Pascal’s triangle looks as follows:

1

1 1

1 2 1

1 3 3 1

1 4 6 4 1

...

The first entry in a row is 1 and the last entry is 1 (except for the first row which contains only 1), and every other entry in Pascal’s triangle is equal to the sum of the following two entries: the entry that is in the previous row and the same column, and the entry that is in the previous row and previous column.

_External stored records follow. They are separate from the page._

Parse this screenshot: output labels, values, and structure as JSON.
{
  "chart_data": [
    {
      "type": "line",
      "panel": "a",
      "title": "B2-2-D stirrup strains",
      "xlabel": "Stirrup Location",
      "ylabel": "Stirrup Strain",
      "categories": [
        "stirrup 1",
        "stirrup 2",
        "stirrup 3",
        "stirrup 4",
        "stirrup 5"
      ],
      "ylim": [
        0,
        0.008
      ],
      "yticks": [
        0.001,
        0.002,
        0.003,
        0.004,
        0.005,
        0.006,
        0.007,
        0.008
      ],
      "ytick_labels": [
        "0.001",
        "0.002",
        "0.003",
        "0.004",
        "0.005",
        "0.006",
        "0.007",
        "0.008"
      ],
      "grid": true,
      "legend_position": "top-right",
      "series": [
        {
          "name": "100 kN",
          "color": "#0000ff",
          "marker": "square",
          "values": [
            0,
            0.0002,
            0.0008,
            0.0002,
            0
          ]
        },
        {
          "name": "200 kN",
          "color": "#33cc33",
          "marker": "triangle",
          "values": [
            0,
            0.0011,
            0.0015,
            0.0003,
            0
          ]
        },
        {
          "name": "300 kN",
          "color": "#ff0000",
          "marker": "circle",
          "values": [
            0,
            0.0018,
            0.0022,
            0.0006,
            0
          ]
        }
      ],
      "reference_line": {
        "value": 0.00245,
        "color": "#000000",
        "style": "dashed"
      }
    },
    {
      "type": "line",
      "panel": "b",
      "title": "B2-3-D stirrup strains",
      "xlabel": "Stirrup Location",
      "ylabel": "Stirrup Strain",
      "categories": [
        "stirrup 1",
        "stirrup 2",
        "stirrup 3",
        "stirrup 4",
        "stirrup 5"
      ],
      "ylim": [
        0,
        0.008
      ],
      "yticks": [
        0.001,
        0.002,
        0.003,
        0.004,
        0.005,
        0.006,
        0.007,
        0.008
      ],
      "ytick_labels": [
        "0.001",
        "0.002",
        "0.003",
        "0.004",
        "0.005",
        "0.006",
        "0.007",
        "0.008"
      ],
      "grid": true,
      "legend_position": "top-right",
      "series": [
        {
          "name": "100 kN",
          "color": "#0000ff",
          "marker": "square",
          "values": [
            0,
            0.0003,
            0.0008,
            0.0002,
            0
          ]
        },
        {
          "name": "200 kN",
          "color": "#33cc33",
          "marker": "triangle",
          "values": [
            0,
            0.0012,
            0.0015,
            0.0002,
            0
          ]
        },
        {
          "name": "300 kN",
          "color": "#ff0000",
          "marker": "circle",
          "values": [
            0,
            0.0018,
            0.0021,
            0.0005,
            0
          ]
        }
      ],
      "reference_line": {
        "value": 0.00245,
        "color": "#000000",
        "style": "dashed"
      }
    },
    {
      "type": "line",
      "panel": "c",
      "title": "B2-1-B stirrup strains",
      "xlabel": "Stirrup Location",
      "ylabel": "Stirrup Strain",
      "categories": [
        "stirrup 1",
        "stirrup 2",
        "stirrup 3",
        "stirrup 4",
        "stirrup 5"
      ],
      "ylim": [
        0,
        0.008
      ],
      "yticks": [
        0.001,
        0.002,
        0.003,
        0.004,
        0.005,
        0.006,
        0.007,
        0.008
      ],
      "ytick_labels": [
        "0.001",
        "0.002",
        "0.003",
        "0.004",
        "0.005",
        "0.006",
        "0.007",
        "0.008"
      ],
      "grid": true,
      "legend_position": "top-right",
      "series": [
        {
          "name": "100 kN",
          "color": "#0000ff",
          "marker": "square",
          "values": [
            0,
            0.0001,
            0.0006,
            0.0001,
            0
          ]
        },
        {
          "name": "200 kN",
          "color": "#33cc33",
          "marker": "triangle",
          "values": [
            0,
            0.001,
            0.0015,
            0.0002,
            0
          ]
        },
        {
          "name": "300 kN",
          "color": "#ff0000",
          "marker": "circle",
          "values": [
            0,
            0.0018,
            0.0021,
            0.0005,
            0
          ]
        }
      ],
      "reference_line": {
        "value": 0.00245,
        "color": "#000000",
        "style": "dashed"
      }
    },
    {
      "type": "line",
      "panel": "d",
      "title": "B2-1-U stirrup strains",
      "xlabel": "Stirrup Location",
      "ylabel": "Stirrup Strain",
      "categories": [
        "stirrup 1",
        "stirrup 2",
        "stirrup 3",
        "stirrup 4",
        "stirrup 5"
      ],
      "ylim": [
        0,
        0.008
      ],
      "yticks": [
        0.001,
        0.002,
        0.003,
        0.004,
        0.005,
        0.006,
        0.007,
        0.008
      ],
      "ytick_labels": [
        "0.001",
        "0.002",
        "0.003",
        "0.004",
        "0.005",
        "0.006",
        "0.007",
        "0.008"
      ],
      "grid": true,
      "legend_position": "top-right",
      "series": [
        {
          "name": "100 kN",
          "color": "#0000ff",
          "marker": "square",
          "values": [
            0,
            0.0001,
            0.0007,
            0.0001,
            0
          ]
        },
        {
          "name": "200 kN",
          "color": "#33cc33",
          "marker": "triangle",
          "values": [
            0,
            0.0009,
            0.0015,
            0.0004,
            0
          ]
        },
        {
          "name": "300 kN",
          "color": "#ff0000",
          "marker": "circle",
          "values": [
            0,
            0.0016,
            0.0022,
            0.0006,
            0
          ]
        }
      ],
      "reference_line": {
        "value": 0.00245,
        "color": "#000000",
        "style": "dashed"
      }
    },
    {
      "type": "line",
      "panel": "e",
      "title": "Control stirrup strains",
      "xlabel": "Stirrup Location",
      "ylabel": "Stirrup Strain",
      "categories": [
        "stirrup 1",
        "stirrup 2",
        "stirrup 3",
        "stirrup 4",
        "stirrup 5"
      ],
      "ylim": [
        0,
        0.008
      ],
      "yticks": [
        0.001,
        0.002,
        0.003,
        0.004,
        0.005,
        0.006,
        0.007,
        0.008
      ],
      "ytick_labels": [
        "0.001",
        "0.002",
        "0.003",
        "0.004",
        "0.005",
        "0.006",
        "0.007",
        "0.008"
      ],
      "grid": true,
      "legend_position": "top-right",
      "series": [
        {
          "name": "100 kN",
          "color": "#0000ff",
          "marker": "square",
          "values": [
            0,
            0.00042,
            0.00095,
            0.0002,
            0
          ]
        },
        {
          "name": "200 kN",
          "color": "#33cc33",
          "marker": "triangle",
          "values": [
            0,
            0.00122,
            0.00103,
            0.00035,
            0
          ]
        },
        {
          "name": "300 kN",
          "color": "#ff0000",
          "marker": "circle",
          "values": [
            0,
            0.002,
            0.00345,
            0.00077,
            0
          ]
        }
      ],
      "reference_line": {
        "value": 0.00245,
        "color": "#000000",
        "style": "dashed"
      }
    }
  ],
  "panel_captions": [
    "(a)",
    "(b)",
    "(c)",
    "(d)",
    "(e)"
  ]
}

Use dynamic programming to design an O(n²) time algorithm that computes the first n rows in Pascal’s triangle.

Answer 1

import java.util.ArrayList;

import java.util.List;

public class Main {

public static List<List<Integer>> pascalTriangle(int n) {

List<List<Integer>> triangle = new ArrayList<List<Integer>>();

if (n == 0) {

return triangle;

}

triangle.add(new ArrayList<>());

triangle.get(0).add(1);

for (int rowNum = 1; rowNum < n; rowNum++) {

List<Integer> row = new ArrayList<>();

List<Integer> prevRow = triangle.get(rowNum-1);

row.add(1);

for (int j = 1; j < rowNum; j++) {

row.add(prevRow.get(j-1) + prevRow.get(j));

}

row.add(1);

triangle.add(row);

}

return triangle;

}

public static void main(String[] args) {

int n = 10;

List<List<Integer>> triangle = pascalTriangle(n);

for (List<Integer> row : triangle) {

for (int el : row) {

System.out.print(el + " ");

}

System.out.println();

}

}

}